NICE had previously assessed the drug, manufactured by Roche, as being too expensive for the NHS to fund, with the latest guidance issued in 2015.
The new draft guidance continues that stance, though the drug will still be available in England through the Cancer Drugs Fund while NICE consults with a final decision expected in February.
At its full price the drug costs around £90,000 per patient. But NICE was looking at a scheme where the NHS would pay the full price for a patient for just over a year, with a discount on subsequent treatment.
NICE was reviewing its decision alongside new evidence that showed that patients taking the drug could extend the lives of eligible patients by up to 9 months.

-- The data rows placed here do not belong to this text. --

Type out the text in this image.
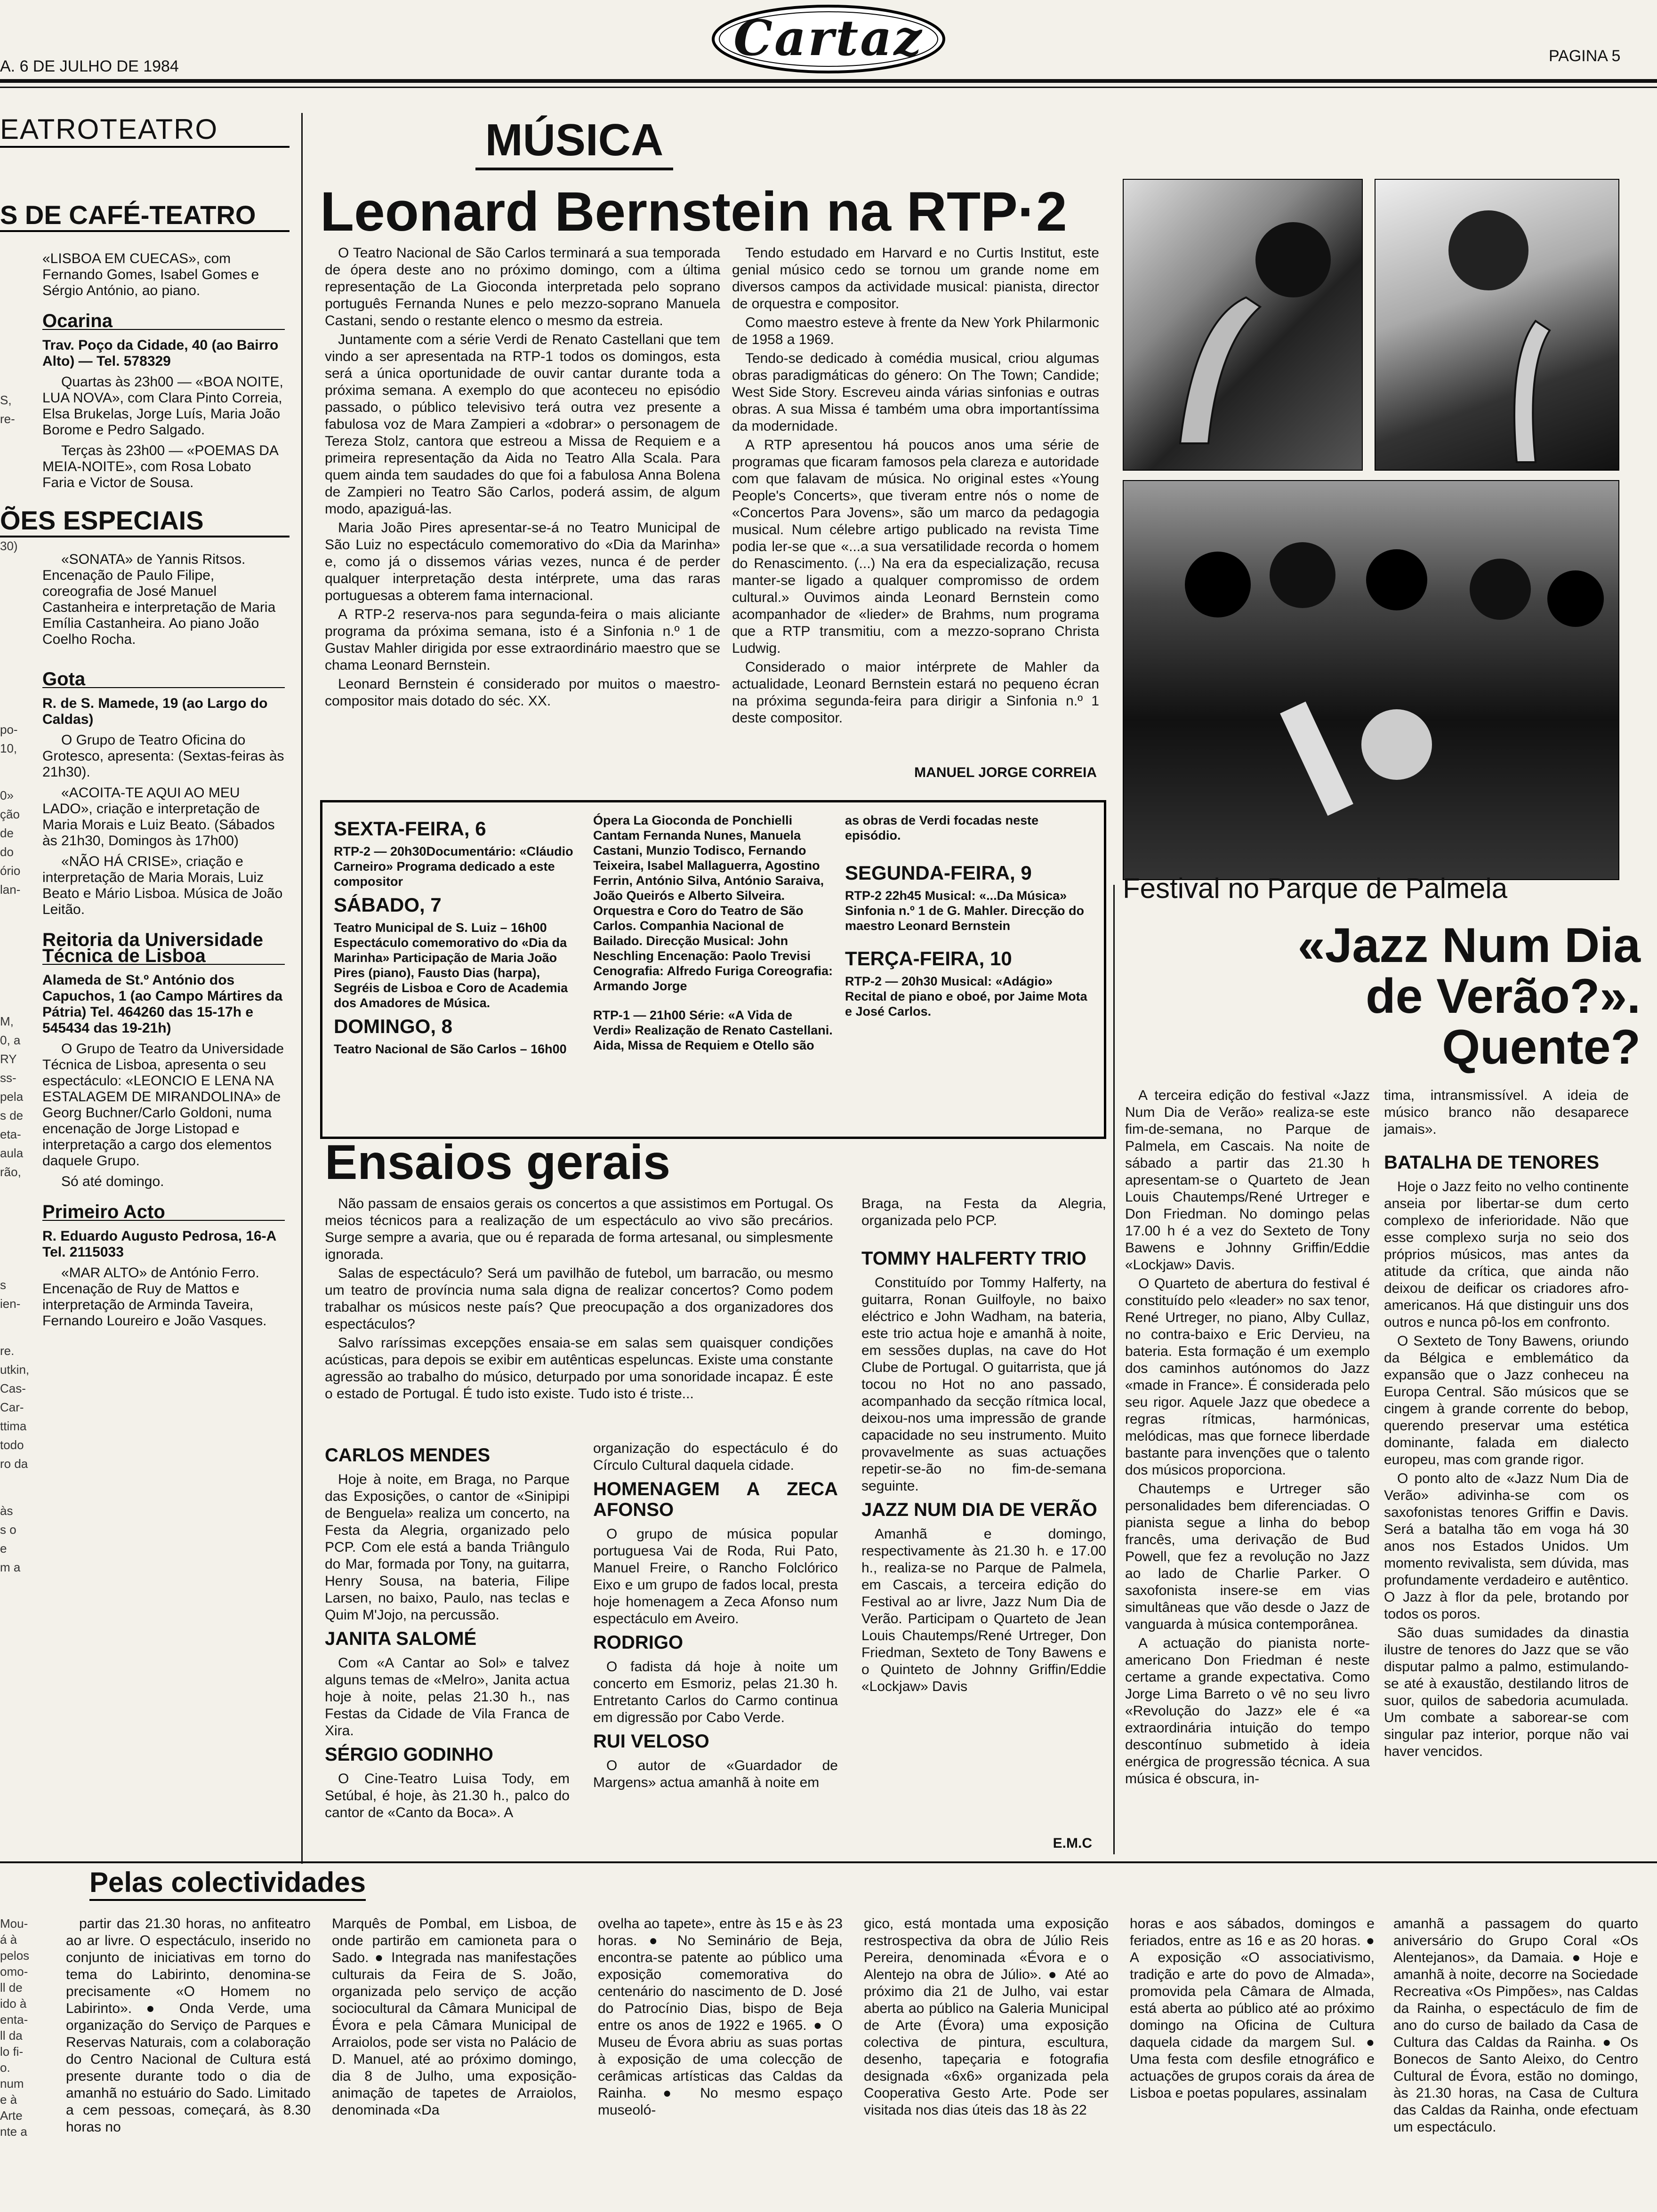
A. 6 DE JULHO DE 1984	Cartaz	PAGINA 5
EATROTEATRO
S DE CAFÉ-TEATRO

«LISBOA EM CUECAS», com Fernando Gomes, Isabel Gomes e Sérgio António, ao piano.

Ocarina

Trav. Poço da Cidade, 40 (ao Bairro Alto) — Tel. 578329

Quartas às 23h00 — «BOA NOITE, LUA NOVA», com Clara Pinto Correia, Elsa Brukelas, Jorge Luís, Maria João Borome e Pedro Salgado.

Terças às 23h00 — «POEMAS DA MEIA-NOITE», com Rosa Lobato Faria e Victor de Sousa.

ÕES ESPECIAIS

«SONATA» de Yannis Ritsos. Encenação de Paulo Filipe, coreografia de José Manuel Castanheira e interpretação de Maria Emília Castanheira. Ao piano João Coelho Rocha.

Gota

R. de S. Mamede, 19 (ao Largo do Caldas)

O Grupo de Teatro Oficina do Grotesco, apresenta: (Sextas-feiras às 21h30).

«ACOITA-TE AQUI AO MEU LADO», criação e interpretação de Maria Morais e Luiz Beato. (Sábados às 21h30, Domingos às 17h00)

«NÃO HÁ CRISE», criação e interpretação de Maria Morais, Luiz Beato e Mário Lisboa. Música de João Leitão.

Reitoria da Universidade Técnica de Lisboa

Alameda de St.º António dos Capuchos, 1 (ao Campo Mártires da Pátria) Tel. 464260 das 15-17h e 545434 das 19-21h)

O Grupo de Teatro da Universidade Técnica de Lisboa, apresenta o seu espectáculo: «LEONCIO E LENA NA ESTALAGEM DE MIRANDOLINA» de Georg Buchner/Carlo Goldoni, numa encenação de Jorge Listopad e interpretação a cargo dos elementos daquele Grupo.

Só até domingo.

Primeiro Acto

R. Eduardo Augusto Pedrosa, 16-A Tel. 2115033

«MAR ALTO» de António Ferro. Encenação de Ruy de Mattos e interpretação de Arminda Taveira, Fernando Loureiro e João Vasques.

S,
re-
30)
po-
10,
0»
ção
de
do
ório
lan-
M,
0, a
RY
ss-
pela
s de
eta-
aula
rão,
s
ien-
re.
utkin,
Cas-
Car-
ttima
todo
ro da
às
s o
e
m a
MÚSICA
Leonard Bernstein na RTP·2

O Teatro Nacional de São Carlos terminará a sua temporada de ópera deste ano no próximo domingo, com a última representação de La Gioconda interpretada pelo soprano português Fernanda Nunes e pelo mezzo-soprano Manuela Castani, sendo o restante elenco o mesmo da estreia.

Juntamente com a série Verdi de Renato Castellani que tem vindo a ser apresentada na RTP-1 todos os domingos, esta será a única oportunidade de ouvir cantar durante toda a próxima semana. A exemplo do que aconteceu no episódio passado, o público televisivo terá outra vez presente a fabulosa voz de Mara Zampieri a «dobrar» o personagem de Tereza Stolz, cantora que estreou a Missa de Requiem e a primeira representação da Aida no Teatro Alla Scala. Para quem ainda tem saudades do que foi a fabulosa Anna Bolena de Zampieri no Teatro São Carlos, poderá assim, de algum modo, apaziguá-las.

Maria João Pires apresentar-se-á no Teatro Municipal de São Luiz no espectáculo comemorativo do «Dia da Marinha» e, como já o dissemos várias vezes, nunca é de perder qualquer interpretação desta intérprete, uma das raras portuguesas a obterem fama internacional.

A RTP-2 reserva-nos para segunda-feira o mais aliciante programa da próxima semana, isto é a Sinfonia n.º 1 de Gustav Mahler dirigida por esse extraordinário maestro que se chama Leonard Bernstein.

Leonard Bernstein é considerado por muitos o maestro-compositor mais dotado do séc. XX.

Tendo estudado em Harvard e no Curtis Institut, este genial músico cedo se tornou um grande nome em diversos campos da actividade musical: pianista, director de orquestra e compositor.

Como maestro esteve à frente da New York Philarmonic de 1958 a 1969.

Tendo-se dedicado à comédia musical, criou algumas obras paradigmáticas do género: On The Town; Candide; West Side Story. Escreveu ainda várias sinfonias e outras obras. A sua Missa é também uma obra importantíssima da modernidade.

A RTP apresentou há poucos anos uma série de programas que ficaram famosos pela clareza e autoridade com que falavam de música. No original estes «Young People's Concerts», que tiveram entre nós o nome de «Concertos Para Jovens», são um marco da pedagogia musical. Num célebre artigo publicado na revista Time podia ler-se que «...a sua versatilidade recorda o homem do Renascimento. (...) Na era da especialização, recusa manter-se ligado a qualquer compromisso de ordem cultural.» Ouvimos ainda Leonard Bernstein como acompanhador de «lieder» de Brahms, num programa que a RTP transmitiu, com a mezzo-soprano Christa Ludwig.

Considerado o maior intérprete de Mahler da actualidade, Leonard Bernstein estará no pequeno écran na próxima segunda-feira para dirigir a Sinfonia n.º 1 deste compositor.

MANUEL JORGE CORREIA
SEXTA-FEIRA, 6
RTP-2 — 20h30Documentário: «Cláudio Carneiro» Programa dedicado a este compositor
SÁBADO, 7
Teatro Municipal de S. Luiz – 16h00 Espectáculo comemorativo do «Dia da Marinha» Participação de Maria João Pires (piano), Fausto Dias (harpa), Segréis de Lisboa e Coro de Academia dos Amadores de Música.
DOMINGO, 8
Teatro Nacional de São Carlos – 16h00
Ópera La Gioconda de Ponchielli Cantam Fernanda Nunes, Manuela Castani, Munzio Todisco, Fernando Teixeira, Isabel Mallaguerra, Agostino Ferrin, António Silva, António Saraiva, João Queirós e Alberto Silveira. Orquestra e Coro do Teatro de São Carlos. Companhia Nacional de Bailado. Direcção Musical: John Neschling Encenação: Paolo Trevisi Cenografia: Alfredo Furiga Coreografia: Armando Jorge
RTP-1 — 21h00 Série: «A Vida de Verdi» Realização de Renato Castellani. Aida, Missa de Requiem e Otello são
as obras de Verdi focadas neste episódio.
SEGUNDA-FEIRA, 9
RTP-2 22h45 Musical: «...Da Música» Sinfonia n.º 1 de G. Mahler. Direcção do maestro Leonard Bernstein
TERÇA-FEIRA, 10
RTP-2 — 20h30 Musical: «Adágio» Recital de piano e oboé, por Jaime Mota e José Carlos.
Ensaios gerais

Não passam de ensaios gerais os concertos a que assistimos em Portugal. Os meios técnicos para a realização de um espectáculo ao vivo são precários. Surge sempre a avaria, que ou é reparada de forma artesanal, ou simplesmente ignorada.

Salas de espectáculo? Será um pavilhão de futebol, um barracão, ou mesmo um teatro de província numa sala digna de realizar concertos? Como podem trabalhar os músicos neste país? Que preocupação a dos organizadores dos espectáculos?

Salvo raríssimas excepções ensaia-se em salas sem quaisquer condições acústicas, para depois se exibir em autênticas espeluncas. Existe uma constante agressão ao trabalho do músico, deturpado por uma sonoridade incapaz. É este o estado de Portugal. É tudo isto existe. Tudo isto é triste...

CARLOS MENDES

Hoje à noite, em Braga, no Parque das Exposições, o cantor de «Sinipipi de Benguela» realiza um concerto, na Festa da Alegria, organizado pelo PCP. Com ele está a banda Triângulo do Mar, formada por Tony, na guitarra, Henry Sousa, na bateria, Filipe Larsen, no baixo, Paulo, nas teclas e Quim M'Jojo, na percussão.

JANITA SALOMÉ

Com «A Cantar ao Sol» e talvez alguns temas de «Melro», Janita actua hoje à noite, pelas 21.30 h., nas Festas da Cidade de Vila Franca de Xira.

SÉRGIO GODINHO

O Cine-Teatro Luisa Tody, em Setúbal, é hoje, às 21.30 h., palco do cantor de «Canto da Boca». A

organização do espectáculo é do Círculo Cultural daquela cidade.

HOMENAGEM A ZECA AFONSO

O grupo de música popular portuguesa Vai de Roda, Rui Pato, Manuel Freire, o Rancho Folclórico Eixo e um grupo de fados local, presta hoje homenagem a Zeca Afonso num espectáculo em Aveiro.

RODRIGO

O fadista dá hoje à noite um concerto em Esmoriz, pelas 21.30 h. Entretanto Carlos do Carmo continua em digressão por Cabo Verde.

RUI VELOSO

O autor de «Guardador de Margens» actua amanhã à noite em

Braga, na Festa da Alegria, organizada pelo PCP.

TOMMY HALFERTY TRIO

Constituído por Tommy Halferty, na guitarra, Ronan Guilfoyle, no baixo eléctrico e John Wadham, na bateria, este trio actua hoje e amanhã à noite, em sessões duplas, na cave do Hot Clube de Portugal. O guitarrista, que já tocou no Hot no ano passado, acompanhado da secção rítmica local, deixou-nos uma impressão de grande capacidade no seu instrumento. Muito provavelmente as suas actuações repetir-se-ão no fim-de-semana seguinte.

JAZZ NUM DIA DE VERÃO

Amanhã e domingo, respectivamente às 21.30 h. e 17.00 h., realiza-se no Parque de Palmela, em Cascais, a terceira edição do Festival ao ar livre, Jazz Num Dia de Verão. Participam o Quarteto de Jean Louis Chautemps/René Urtreger, Don Friedman, Sexteto de Tony Bawens e o Quinteto de Johnny Griffin/Eddie «Lockjaw» Davis

E.M.C
Festival no Parque de Palmela
«Jazz Num Dia
de Verão?».
Quente?

A terceira edição do festival «Jazz Num Dia de Verão» realiza-se este fim-de-semana, no Parque de Palmela, em Cascais. Na noite de sábado a partir das 21.30 h apresentam-se o Quarteto de Jean Louis Chautemps/René Urtreger e Don Friedman. No domingo pelas 17.00 h é a vez do Sexteto de Tony Bawens e Johnny Griffin/Eddie «Lockjaw» Davis.

O Quarteto de abertura do festival é constituído pelo «leader» no sax tenor, René Urtreger, no piano, Alby Cullaz, no contra-baixo e Eric Dervieu, na bateria. Esta formação é um exemplo dos caminhos autónomos do Jazz «made in France». É considerada pelo seu rigor. Aquele Jazz que obedece a regras rítmicas, harmónicas, melódicas, mas que fornece liberdade bastante para invenções que o talento dos músicos proporciona.

Chautemps e Urtreger são personalidades bem diferenciadas. O pianista segue a linha do bebop francês, uma derivação de Bud Powell, que fez a revolução no Jazz ao lado de Charlie Parker. O saxofonista insere-se em vias simultâneas que vão desde o Jazz de vanguarda à música contemporânea.

A actuação do pianista norte-americano Don Friedman é neste certame a grande expectativa. Como Jorge Lima Barreto o vê no seu livro «Revolução do Jazz» ele é «a extraordinária intuição do tempo descontínuo submetido à ideia enérgica de progressão técnica. A sua música é obscura, in-

tima, intransmissível. A ideia de músico branco não desaparece jamais».

BATALHA DE TENORES

Hoje o Jazz feito no velho continente anseia por libertar-se dum certo complexo de inferioridade. Não que esse complexo surja no seio dos próprios músicos, mas antes da atitude da crítica, que ainda não deixou de deificar os criadores afro-americanos. Há que distinguir uns dos outros e nunca pô-los em confronto.

O Sexteto de Tony Bawens, oriundo da Bélgica e emblemático da expansão que o Jazz conheceu na Europa Central. São músicos que se cingem à grande corrente do bebop, querendo preservar uma estética dominante, falada em dialecto europeu, mas com grande rigor.

O ponto alto de «Jazz Num Dia de Verão» adivinha-se com os saxofonistas tenores Griffin e Davis. Será a batalha tão em voga há 30 anos nos Estados Unidos. Um momento revivalista, sem dúvida, mas profundamente verdadeiro e autêntico. O Jazz à flor da pele, brotando por todos os poros.

São duas sumidades da dinastia ilustre de tenores do Jazz que se vão disputar palmo a palmo, estimulando-se até à exaustão, destilando litros de suor, quilos de sabedoria acumulada. Um combate a saborear-se com singular paz interior, porque não vai haver vencidos.

Pelas colectividades
Mou-
á à
pelos
omo-
ll de
ido à
enta-
ll da
lo fi-
o.
num
e à
Arte
nte a
partir das 21.30 horas, no anfiteatro ao ar livre. O espectáculo, inserido no conjunto de iniciativas em torno do tema do Labirinto, denomina-se precisamente «O Homem no Labirinto». ● Onda Verde, uma organização do Serviço de Parques e Reservas Naturais, com a colaboração do Centro Nacional de Cultura está presente durante todo o dia de amanhã no estuário do Sado. Limitado a cem pessoas, começará, às 8.30 horas no
Marquês de Pombal, em Lisboa, de onde partirão em camioneta para o Sado. ● Integrada nas manifestações culturais da Feira de S. João, organizada pelo serviço de acção sociocultural da Câmara Municipal de Évora e pela Câmara Municipal de Arraiolos, pode ser vista no Palácio de D. Manuel, até ao próximo domingo, dia 8 de Julho, uma exposição-animação de tapetes de Arraiolos, denominada «Da
ovelha ao tapete», entre às 15 e às 23 horas. ● No Seminário de Beja, encontra-se patente ao público uma exposição comemorativa do centenário do nascimento de D. José do Patrocínio Dias, bispo de Beja entre os anos de 1922 e 1965. ● O Museu de Évora abriu as suas portas à exposição de uma colecção de cerâmicas artísticas das Caldas da Rainha. ● No mesmo espaço museoló-
gico, está montada uma exposição restrospectiva da obra de Júlio Reis Pereira, denominada «Évora e o Alentejo na obra de Júlio». ● Até ao próximo dia 21 de Julho, vai estar aberta ao público na Galeria Municipal de Arte (Évora) uma exposição colectiva de pintura, escultura, desenho, tapeçaria e fotografia designada «6x6» organizada pela Cooperativa Gesto Arte. Pode ser visitada nos dias úteis das 18 às 22
horas e aos sábados, domingos e feriados, entre as 16 e as 20 horas. ● A exposição «O associativismo, tradição e arte do povo de Almada», promovida pela Câmara de Almada, está aberta ao público até ao próximo domingo na Oficina de Cultura daquela cidade da margem Sul. ● Uma festa com desfile etnográfico e actuações de grupos corais da área de Lisboa e poetas populares, assinalam
amanhã a passagem do quarto aniversário do Grupo Coral «Os Alentejanos», da Damaia. ● Hoje e amanhã à noite, decorre na Sociedade Recreativa «Os Pimpões», nas Caldas da Rainha, o espectáculo de fim de ano do curso de bailado da Casa de Cultura das Caldas da Rainha. ● Os Bonecos de Santo Aleixo, do Centro Cultural de Évora, estão no domingo, às 21.30 horas, na Casa de Cultura das Caldas da Rainha, onde efectuam um espectáculo.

NICE bases its decision on evidence of a drug’s clinical and cost effectiveness, and has decided at this stage that it does not work well enough to justify its high cost.

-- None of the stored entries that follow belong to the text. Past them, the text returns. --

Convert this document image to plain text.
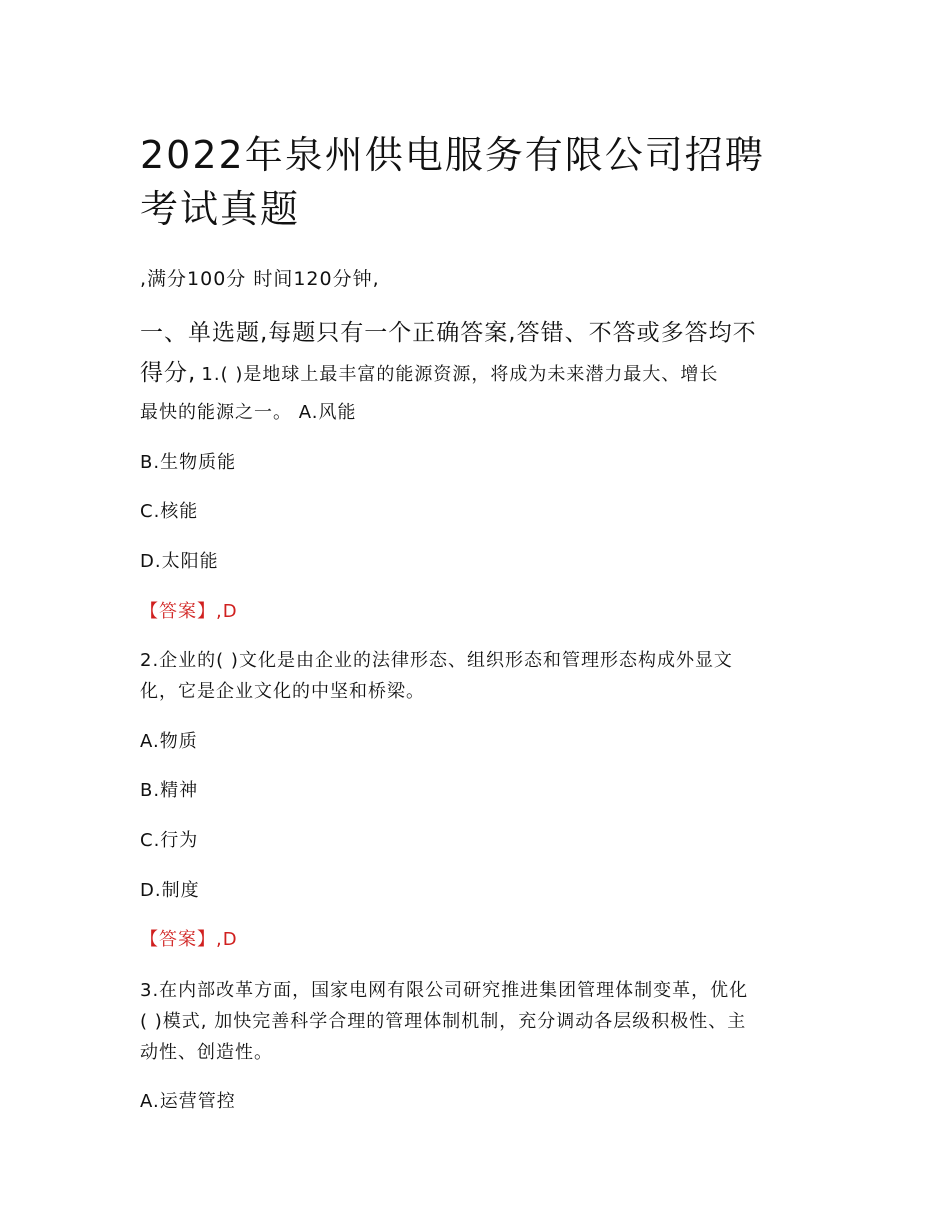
2022年泉州供电服务有限公司招聘
考试真题
,满分100分 时间120分钟,
一、单选题,每题只有一个正确答案,答错、不答或多答均不
得分, 1.( )是地球上最丰富的能源资源，将成为未来潜力最大、增长
最快的能源之一。 A.风能
B.生物质能
C.核能
D.太阳能
【答案】,D
2.企业的( )文化是由企业的法律形态、组织形态和管理形态构成外显文
化，它是企业文化的中坚和桥梁。
A.物质
B.精神
C.行为
D.制度
【答案】,D
3.在内部改革方面，国家电网有限公司研究推进集团管理体制变革，优化
( )模式, 加快完善科学合理的管理体制机制，充分调动各层级积极性、主
动性、创造性。
A.运营管控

Professor Peter Johnson, Cancer Research UK’s chief clinician, said: “It's disappointing that the price remains too high for NICE to recommend it for routine use on the NHS at this stage.”
The drug is licensed to treat breast cancer patients with a form of the disease known as HER2-positive breast cancer, after it has spread to other parts of the body.
It could also be offered to patients whose tumour cannot be surgically removed or has stopped responding to initial treatment.
NICE estimates that around 1,200 people would be eligible to receive the drug if it were to be recommended.
Professor Carole Longson, director of the centre for health technology evaluation at NICE, said that NICE tries to offer as much flexibility as possible when looking at treatments that can extend a patient’s life.
“But the reality is that the price of trastuzumab emtansine is currently too high in relation to the benefits it gives for it to be recommended for routine commissioning in the NHS, even taking into account the end of life criteria and the patient access scheme,” added Longson.
NICE will consider submissions to its consultation in February with the final recommendation for the drug to follow. Johnson added his “hope that NICE and the drug company can work out an agreement which allows the drug to be made available.”